Jakarta (ANTARA News) - Auditor Utama Keuangan Negara III BPK Rochmadi Saptogiri divonis tujuh tahun penjara ditambah denda Rp300 juta subsider empat bulan kurungan karena terbukti menerima suap dan tindak pidana pencucian uang pasif.

"Mengadili, menyatakan terdakwa Rochmadi Saptogiri tidak terbukti sah dan meyakinkan dalam penerimaan gratifikasi dan tindak pidana pencucian uang sebagaimana dakwaan kumulatif kedua dan ketiga membebaskan kumlatif kedua dan ketiga. Menyatakan terdakwa Rochmadi Saptogiri terbukti bersalah melakukan korupsi secara bersama-sama dalam dakwaan kesatu pertama dan tindak pidana pencucian uang dalam dakwaan kumulatif ke-4," kata Ketua Majelis Hakim Ibnu Basuki Wibowo dalam sidang pembacaan putusan di pengadilan Tindak Pidana Korupsi (Tipikor) Jakarta, Senin.

Vonis yang dijatuhkan oleh hakim Ibnu Basuki Widodo, Siti Basariah, Sigit Hendra Binaji, Sofialdi dan Hastopo itu jauh lebih rendah dibanding tuntutan Jaksa Penuntut Umum (JPU) KPK yang menuntut agar Rochmadi divonis 15 tahun penjara ditambah denda Rp300 juta subsider enam bulan kurungan dan kewajiban membayar uang pengganti Rp200 juta.

"Dipidana penjara selama tujuh tahun dan denda Rp300juta, bila tidak dibayar diganti kurungan empat bulan," tambah hakim Ibnu.

Dalam dakwaan pertama, Rochmadi dinilai terbukti menerima suap Rp240 juta dari Inspektur Jenderal Kemendes PDTT Sugito dengan perantaraan Kepala Bagian Tata Usaha dan Keuangan pada Itjen Kemendes PDTT Jarot Budi Prabowo agar Kemendes PDTT mendapat Opini Wajar Tanpa Pengecualian (WTP) terhadap Laporan Hasil Pemeriksaan (LHP) atas Laporan Keuangan Kemendes PDTT tahun anggaran 2016.

Uang suap berasal dari para Sesditjen, Sesbadan, Sesitjen serta Karo Keuangan dan BMN. Sugito meminta adanya "atensi atau perhatian" dari seluruh Unit Kerja Eselon I (UKE 1) kepada Tim Pemeriksa BPK berupa pemberian uang dengan jumlah keseluruhan sebesar Rp200 jut- Rp300 juta.

"Apa pun bentuk dan tujuan pemberian uang itu bertentangan dengan tugas dan kewajiban terdakwa untuk tidak melakukan korupsi, kolusi dan nepotisme," tambah anggota majelis hakim Hastopo.

Uang diserahkan dalam dua tahap yaitu sebesar Rp200 juta pada 10 Mei 2017 oleh Jarot melalui Ali Sadli.

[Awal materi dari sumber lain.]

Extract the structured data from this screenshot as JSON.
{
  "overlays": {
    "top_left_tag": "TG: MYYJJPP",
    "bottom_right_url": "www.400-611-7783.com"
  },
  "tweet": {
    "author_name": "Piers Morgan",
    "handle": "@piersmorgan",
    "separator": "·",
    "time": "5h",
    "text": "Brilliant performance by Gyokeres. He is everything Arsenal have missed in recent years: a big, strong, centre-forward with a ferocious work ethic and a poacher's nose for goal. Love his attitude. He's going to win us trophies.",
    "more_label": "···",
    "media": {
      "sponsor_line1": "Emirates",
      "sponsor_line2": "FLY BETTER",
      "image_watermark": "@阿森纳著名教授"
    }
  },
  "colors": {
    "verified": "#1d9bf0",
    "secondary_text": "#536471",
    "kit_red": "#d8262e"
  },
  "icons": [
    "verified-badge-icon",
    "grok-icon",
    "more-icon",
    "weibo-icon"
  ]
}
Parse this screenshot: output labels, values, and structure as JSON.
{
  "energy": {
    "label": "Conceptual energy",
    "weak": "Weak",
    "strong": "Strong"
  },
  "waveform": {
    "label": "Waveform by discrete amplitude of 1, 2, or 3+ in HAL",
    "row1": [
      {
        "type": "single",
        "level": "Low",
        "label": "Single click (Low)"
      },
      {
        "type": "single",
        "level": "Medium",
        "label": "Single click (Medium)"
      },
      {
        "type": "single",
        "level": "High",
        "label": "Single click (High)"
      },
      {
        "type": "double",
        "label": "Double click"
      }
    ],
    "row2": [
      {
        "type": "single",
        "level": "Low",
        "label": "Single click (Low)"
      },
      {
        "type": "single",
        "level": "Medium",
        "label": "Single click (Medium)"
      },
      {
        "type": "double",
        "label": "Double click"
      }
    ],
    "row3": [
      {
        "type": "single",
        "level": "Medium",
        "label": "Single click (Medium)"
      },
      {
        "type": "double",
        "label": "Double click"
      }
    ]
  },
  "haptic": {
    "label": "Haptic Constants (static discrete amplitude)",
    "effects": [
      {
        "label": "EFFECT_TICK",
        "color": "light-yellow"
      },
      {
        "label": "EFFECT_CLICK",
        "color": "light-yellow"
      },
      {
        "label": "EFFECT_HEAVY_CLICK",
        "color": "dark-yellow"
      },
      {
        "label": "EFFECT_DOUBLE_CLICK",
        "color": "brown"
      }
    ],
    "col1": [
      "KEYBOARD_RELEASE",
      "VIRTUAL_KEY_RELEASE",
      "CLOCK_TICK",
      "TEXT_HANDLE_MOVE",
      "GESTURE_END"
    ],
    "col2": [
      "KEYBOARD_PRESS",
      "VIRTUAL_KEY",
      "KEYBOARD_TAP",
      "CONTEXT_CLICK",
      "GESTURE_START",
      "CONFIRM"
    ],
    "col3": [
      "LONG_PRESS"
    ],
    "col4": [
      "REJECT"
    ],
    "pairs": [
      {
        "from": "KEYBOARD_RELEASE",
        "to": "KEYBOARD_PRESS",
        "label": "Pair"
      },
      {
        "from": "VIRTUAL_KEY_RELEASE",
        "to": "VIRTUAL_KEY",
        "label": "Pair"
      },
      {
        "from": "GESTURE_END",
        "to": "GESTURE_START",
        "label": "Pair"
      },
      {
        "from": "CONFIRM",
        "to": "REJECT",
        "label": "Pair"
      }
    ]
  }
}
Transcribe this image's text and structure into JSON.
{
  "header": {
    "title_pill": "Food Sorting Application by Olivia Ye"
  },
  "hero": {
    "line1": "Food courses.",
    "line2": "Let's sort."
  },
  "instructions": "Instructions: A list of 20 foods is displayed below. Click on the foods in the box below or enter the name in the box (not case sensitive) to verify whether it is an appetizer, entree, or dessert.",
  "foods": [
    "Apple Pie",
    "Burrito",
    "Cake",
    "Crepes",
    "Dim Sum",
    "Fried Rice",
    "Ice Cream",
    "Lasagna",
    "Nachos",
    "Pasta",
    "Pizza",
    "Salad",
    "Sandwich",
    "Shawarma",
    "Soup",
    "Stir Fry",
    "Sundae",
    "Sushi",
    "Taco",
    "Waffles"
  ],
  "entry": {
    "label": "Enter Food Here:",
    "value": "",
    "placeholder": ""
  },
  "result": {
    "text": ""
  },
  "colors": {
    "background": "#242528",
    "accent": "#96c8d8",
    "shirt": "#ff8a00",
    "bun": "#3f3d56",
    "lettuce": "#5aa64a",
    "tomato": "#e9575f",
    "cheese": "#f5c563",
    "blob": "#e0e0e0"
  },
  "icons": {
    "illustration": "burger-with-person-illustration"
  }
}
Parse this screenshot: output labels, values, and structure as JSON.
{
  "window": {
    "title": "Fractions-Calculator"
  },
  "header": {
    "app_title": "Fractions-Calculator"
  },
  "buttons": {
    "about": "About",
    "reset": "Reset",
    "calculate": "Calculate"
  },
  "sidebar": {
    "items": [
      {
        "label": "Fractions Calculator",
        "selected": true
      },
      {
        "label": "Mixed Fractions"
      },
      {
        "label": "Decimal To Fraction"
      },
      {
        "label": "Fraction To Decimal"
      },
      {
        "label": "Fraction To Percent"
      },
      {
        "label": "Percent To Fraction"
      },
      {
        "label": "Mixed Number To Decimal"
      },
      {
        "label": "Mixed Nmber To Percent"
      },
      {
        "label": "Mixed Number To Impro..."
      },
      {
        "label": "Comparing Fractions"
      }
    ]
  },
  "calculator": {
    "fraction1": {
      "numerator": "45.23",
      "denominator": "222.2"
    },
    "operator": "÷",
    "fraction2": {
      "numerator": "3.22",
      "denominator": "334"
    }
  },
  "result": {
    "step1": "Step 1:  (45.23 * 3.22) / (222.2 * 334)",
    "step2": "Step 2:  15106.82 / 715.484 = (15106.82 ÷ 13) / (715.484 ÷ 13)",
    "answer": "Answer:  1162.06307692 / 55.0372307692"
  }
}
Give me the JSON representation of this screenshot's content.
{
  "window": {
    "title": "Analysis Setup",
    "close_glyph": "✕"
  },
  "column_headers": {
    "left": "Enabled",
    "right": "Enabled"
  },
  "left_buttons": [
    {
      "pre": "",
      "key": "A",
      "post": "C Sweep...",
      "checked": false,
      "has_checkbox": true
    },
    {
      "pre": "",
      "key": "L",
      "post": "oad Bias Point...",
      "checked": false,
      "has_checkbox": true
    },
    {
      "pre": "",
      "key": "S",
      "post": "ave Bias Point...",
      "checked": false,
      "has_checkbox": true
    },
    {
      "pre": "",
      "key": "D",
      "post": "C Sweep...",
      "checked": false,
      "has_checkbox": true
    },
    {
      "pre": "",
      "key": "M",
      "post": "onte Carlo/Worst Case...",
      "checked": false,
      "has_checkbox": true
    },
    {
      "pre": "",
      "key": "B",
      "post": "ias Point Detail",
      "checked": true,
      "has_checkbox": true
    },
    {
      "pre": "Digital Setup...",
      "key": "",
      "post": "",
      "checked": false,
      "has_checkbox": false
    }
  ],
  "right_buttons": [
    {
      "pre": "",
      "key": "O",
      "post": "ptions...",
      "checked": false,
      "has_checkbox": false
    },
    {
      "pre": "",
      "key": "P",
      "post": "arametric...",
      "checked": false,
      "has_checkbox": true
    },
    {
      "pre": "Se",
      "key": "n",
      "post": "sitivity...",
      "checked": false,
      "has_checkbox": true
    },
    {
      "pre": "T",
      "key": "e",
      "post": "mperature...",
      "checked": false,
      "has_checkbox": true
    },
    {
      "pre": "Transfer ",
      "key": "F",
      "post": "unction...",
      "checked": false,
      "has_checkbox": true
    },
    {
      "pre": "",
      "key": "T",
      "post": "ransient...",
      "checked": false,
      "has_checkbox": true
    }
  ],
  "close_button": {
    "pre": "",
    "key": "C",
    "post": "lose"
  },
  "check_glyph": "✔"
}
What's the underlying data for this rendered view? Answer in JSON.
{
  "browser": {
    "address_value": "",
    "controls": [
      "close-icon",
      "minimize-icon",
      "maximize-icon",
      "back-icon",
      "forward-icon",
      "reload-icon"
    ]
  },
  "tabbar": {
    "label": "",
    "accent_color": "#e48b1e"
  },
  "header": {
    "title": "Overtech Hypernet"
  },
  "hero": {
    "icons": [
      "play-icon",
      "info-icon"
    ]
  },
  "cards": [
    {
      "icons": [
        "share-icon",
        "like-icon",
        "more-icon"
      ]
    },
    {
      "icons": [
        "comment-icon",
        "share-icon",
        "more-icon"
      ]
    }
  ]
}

Sedangkan pemberian selanjutnya pada 26 Mei 2017 sebesar Rp40 juta melalui Jarot yang juga menyampaikannya kepada Ali Sadli.

Sehingga dakwaan pertama Rochmadi terbukti yaitu dari pasal 12 ayat 1 huruf a jo pasal 55 ayat 1 ke-1 jo pasal 64 ayat 1 ke-1 KUHP.

Perbuatan lain Rochmadi yang terbukti adalah dakwaan keempat yaitu dari pasal 5 UU 8 tahun 2010 tentang Pencegahan dan Pemberantasan Tindak Pidana Pencucian Uang (TPPU) mengenai menerima atau menguasai harta kekayaan yang diketahuinya atau patut diduganya merupakan hasil tindak pidana.

Harta tersebut adalah 1 unit mobil Honda Odyssey warna white orchid pearl tersebut adalah berasal dari perolehan yang tidak dapat dipertanggungajwabkan secara sah yaitu dari hasil tindak pidana korupsi yang dilakukan Ali Sadli yang menyimpang dari profil penghasilan Ali sejak 2014 sampai 2017.

"SIM disamarkan dengan KTP Andika Ariyanto yang fotonya mirip dengan wajah terdakwa menambah praduga penyamaran identitas terdakwa. Tidak logis karena mobil sudah berhari-hari di rumah terdakwa dan pengembalian mobil bertepatan dengan OTT terdakwa, dan mobil bukan dikembalikan ke Ali Sadli tapi ke show room padahal mobil dari Ali Sadli yang diperoleh tidak secara sah," kata anggota majelis hakim Sigit Herman Binaji.

Mobil tersebut pun oleh majelis hakim diperintahkan dirampas oleh negara.